Letztes Update am Mi, 24.10.2018 14:30

APAOnlineticker / Tiroler Tageszeitung Onlineausgabe


Motorsägen-Hersteller Stihl muss Millionenstrafe in Frankreich zahlen



Paris (APA/AFP) - Der deutsche Motorsägen-Hersteller Stihl muss in Frankreich eine Wettbewerbsstrafe von 7 Mio. Euro zahlen. Das französische Kartellamt teilte am Mittwoch in Paris mit, das Unternehmen habe zwischen 2006 und 2017 de facto den Online-Verkauf seiner Produkte in Frankreich verhindert. Damit hätten Verbraucher nicht von den bis zu zehn Prozent günstigeren Preisen im Internet profitieren können.

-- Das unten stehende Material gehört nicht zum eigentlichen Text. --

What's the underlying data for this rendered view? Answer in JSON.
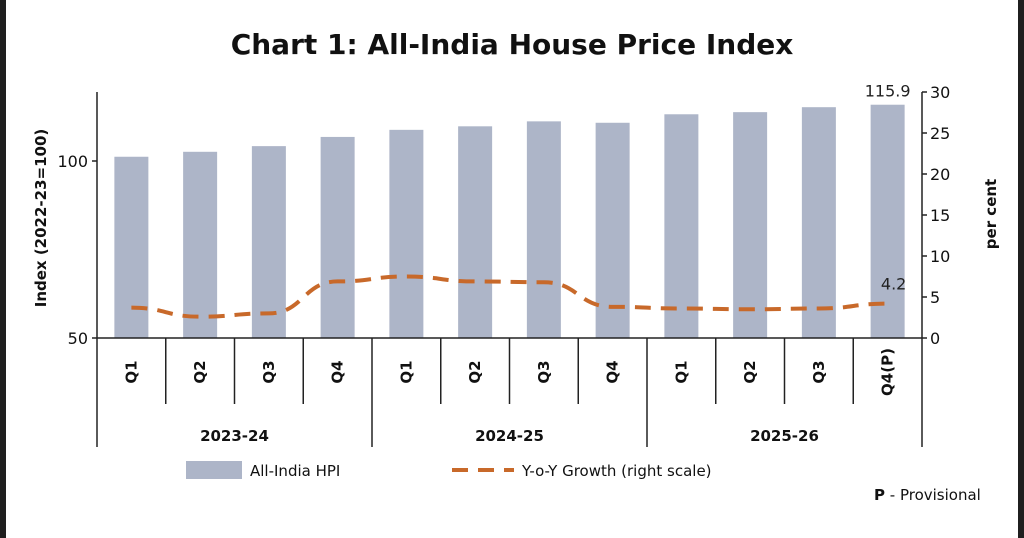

Stihl habe seinen Händlern in Frankreich vorgeschrieben, seine Produkte - neben Sägen auch Motorsensen und elektrische Heckenscheren der Marken Stihl und Viking - entweder im Geschäft zu verkaufen oder sie persönlich an die Kunden auszuliefern. Ein Verkauf über eigene oder fremde Webseiten sei damit unmöglich gewesen. Nach EU-Regeln gebe es aber keine Sicherheitsauflagen, die das Online-Verkaufsverbot begründeten.

Nach Angaben der französischen Wettbewerbsbehörde ist es das erste Mal, dass sie wegen unterbundener Online-Verkäufe gegen einen großen Produzenten vorgeht. Das Urteil basiert demnach auf einem Bericht der Wettbewerbshüter im Pariser Wirtschaftsministerium.